—¿Te acuerdas de los tipos que encontraste en el patio de atrás? Esos.
Era difícil de decir bajo la luz deficiente de la linterna, pero Godorik tuvo la impresión de que Keriv palideció.
—No me digas, jefe —respondió, retorciéndose involuntariamente las manos—. Entonces, ¿no eres un conspiracionista?
—Todavía no —bufó el otro—. Aunque sabe la electrónica que estoy a un paso de ello. ¿Qué haces aquí a estas horas de la noche, Keriv?
—Ordeno… los cubos —se atragantó el jovencito, señalando el desorden del suelo—. Cuando llegué a casa me acordé de que los había colocado mal, y me dije, uhm, vaya que mañana por la mañana le caigan a alguien encima de la cabeza… y tenía razón, eh jefe, porque mira, me han caído encima de la cabeza a mí…
—Pues sí, tenías razón —dijo Godorik, asintiendo burlón y después clavando los ojos semicerrados en el chico—. ¿Qué haces aquí, Keriv?

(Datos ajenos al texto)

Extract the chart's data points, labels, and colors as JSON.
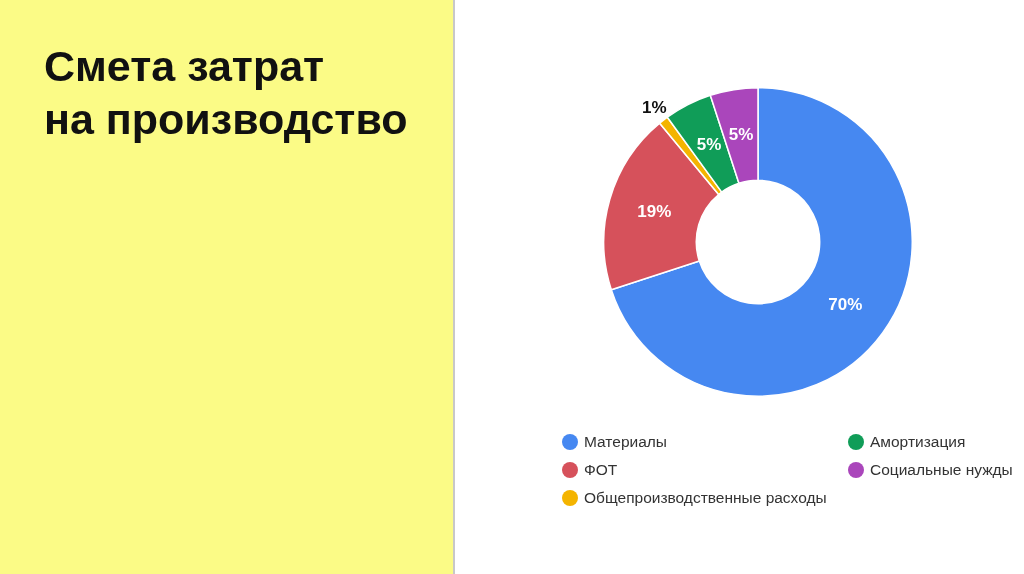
{
  "chart_data": {
    "type": "donut",
    "title": "Смета затрат\nна производство",
    "categories": [
      "Материалы",
      "ФОТ",
      "Общепроизводственные расходы",
      "Амортизация",
      "Социальные нужды"
    ],
    "values": [
      70,
      19,
      1,
      5,
      5
    ],
    "colors": [
      "#4688f1",
      "#d6515b",
      "#f4b400",
      "#109d58",
      "#aa46bb"
    ],
    "value_labels": [
      "70%",
      "19%",
      "1%",
      "5%",
      "5%"
    ],
    "legend": "bottom"
  }
}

—Hago… eso. Ya te lo he dicho, jefe.
—Claro. Ordenar cubos. ¿Sabes qué hora es?
Keriv retrocedió un paso, intimidado. Godorik se adelantó el mismo trecho, y cogió uno de los cubos que había tirados por el suelo. Dentro había una bolsa cerrada con cinta adhesiva, que al tacto se sentía como si estuviera llena de polvo.
—¿Qué es esto? —interrogó, volviendo a mirar a Keriv.
Keriv lo miró por un momento con ojos de conejillo asustado, y después, de improviso, se lanzó contra él.
—¡Lo siento, jefe! —gritó, mientras intentaba darle un golpe en la cabeza. Godorik forcejeó con él por un momento, pero no necesitó más para hacerle una llave y sujetarlo por el cuello. «¡Ay, ay!», gritó Keriv, retorciéndose.
—Quieto, muchacho —bufó el cyborg, poniendo cuidado de no apretar demasiado fuerte. Desde luego, no quería cargarse a Keriv—. ¿A qué ha venido eso?